Tools

Multimodal Input

The multimodal input handler accepts image, audio, PDF, and video inputs and routes them to the appropriate processing pipeline before injecting them into agent context.

Supported formats

TypeFormatsMax sizeProcessing pipeline
Imagepng, jpg, webp, gif20 MBResize → base64 encode → vision model routing
Audiomp3, wav, m4a25 MBWhisper transcription → text injection
PDFpdf50 MBText extraction → chunking → context injection
Videomp4, mov100 MBFrame sampling → vision model routing

How routing works

When a file is received, the handler performs MIME type detection from the file header bytes (not the extension). The detected MIME type determines which pipeline is selected. After processing, the output is injected into the agent's context window as structured content before the model is invoked.
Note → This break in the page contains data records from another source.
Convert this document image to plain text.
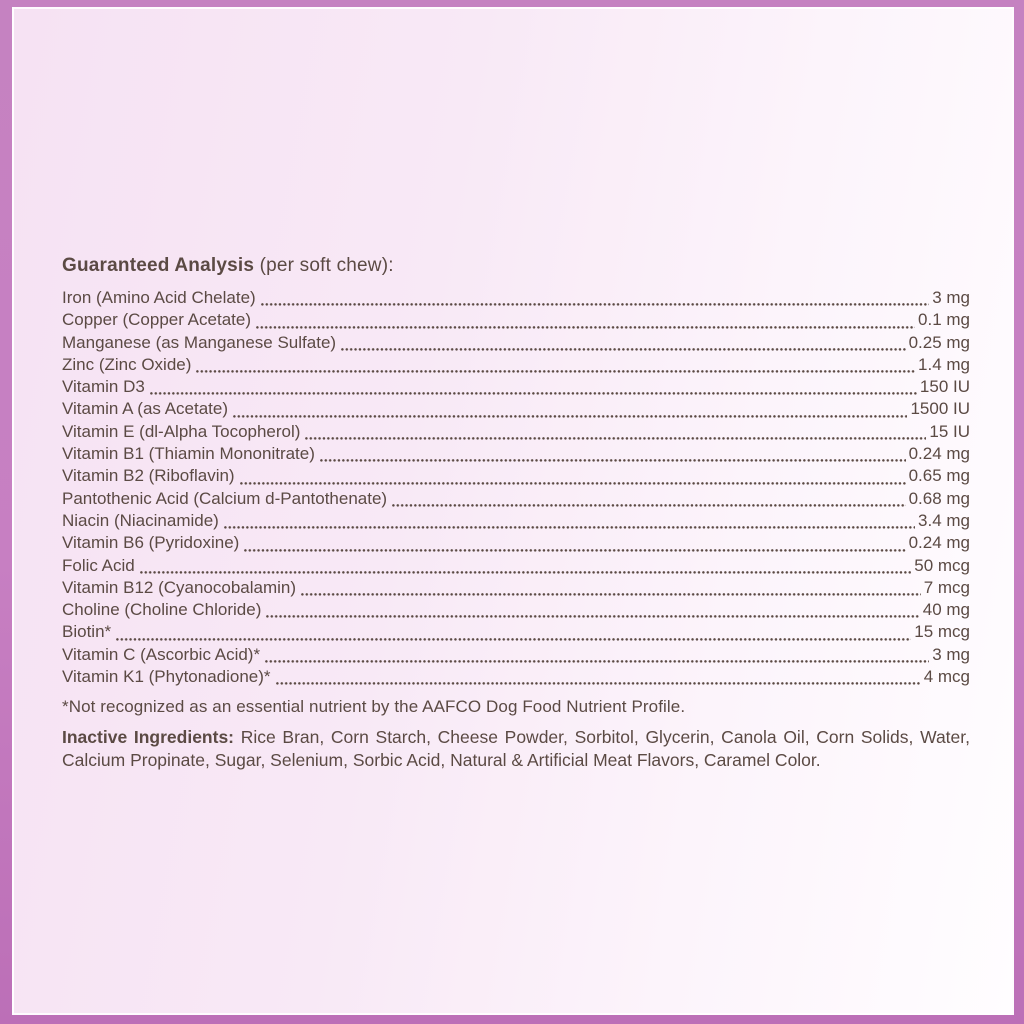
Guaranteed Analysis (per soft chew):
Iron (Amino Acid Chelate)	3 mg
Copper (Copper Acetate)	0.1 mg
Manganese (as Manganese Sulfate)	0.25 mg
Zinc (Zinc Oxide)	1.4 mg
Vitamin D3	150 IU
Vitamin A (as Acetate)	1500 IU
Vitamin E (dl-Alpha Tocopherol)	15 IU
Vitamin B1 (Thiamin Mononitrate)	0.24 mg
Vitamin B2 (Riboflavin)	0.65 mg
Pantothenic Acid (Calcium d-Pantothenate)	0.68 mg
Niacin (Niacinamide)	3.4 mg
Vitamin B6 (Pyridoxine)	0.24 mg
Folic Acid	50 mcg
Vitamin B12 (Cyanocobalamin)	7 mcg
Choline (Choline Chloride)	40 mg
Biotin*	15 mcg
Vitamin C (Ascorbic Acid)*	3 mg
Vitamin K1 (Phytonadione)*	4 mcg
*Not recognized as an essential nutrient by the AAFCO Dog Food Nutrient Profile.
Inactive Ingredients: Rice Bran, Corn Starch, Cheese Powder, Sorbitol, Glycerin, Canola Oil, Corn Solids, Water, Calcium Propinate, Sugar, Selenium, Sorbic Acid, Natural & Artificial Meat Flavors, Caramel Color.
  1. MIME type detection — file header bytes are read to determine the true content type
  2. Pipeline selection — the detected MIME type maps to one of four processing pipelines
  3. Processing — the file passes through the selected pipeline (transcription, extraction, encoding, or frame sampling)
  4. Context injection — processed output is appended to the agent's context as a structured content block before inference

Sending multimodal input

Send files alongside a message by posting to /chat with a multipart/form-data body. The files array accepts any number of attachments up to the configured maxFileSizeMb per file.

bash
curl -X POST http://localhost:3000/chat \
  -H 'Authorization: Bearer ${JWT_TOKEN}' \
  -F 'message=Summarize the attached document and describe the diagram' \
  -F 'agentId=research-agent' \
  -F 'files=@report.pdf' \
  -F 'files=@architecture.png'

Image handling

Images are resized to fit within the model's maximum image dimension before encoding. The resized image is base64-encoded and passed directly to the vision model. Animated GIFs are sampled at the first frame only.

StepDetails
ResizeLongest edge capped at 2048 px; aspect ratio preserved
EncodeBase64-encoded as data:image/<type>;base64,...
RoutingInjected as a vision content block; model must support vision

Audio handling

Audio files are sent to the Whisper transcription endpoint. The returned transcript is injected into the agent context as a plain text block prefixed with [Transcript]. Language detection is automatic; pass language in the request to override.

PDF handling

PDFs are processed with a text extraction layer. Extracted text is split into overlapping chunks and injected as sequential context blocks. Scanned PDFs without embedded text fall back to OCR processing when available.

Configuration

yaml
multimodal:
  enabled: true
  maxFileSizeMb: 50
  allowedTypes:
    - image/png
    - image/jpeg
    - image/webp
    - image/gif
    - audio/mpeg
    - audio/wav
    - audio/mp4
    - application/pdf
    - video/mp4
    - video/quicktime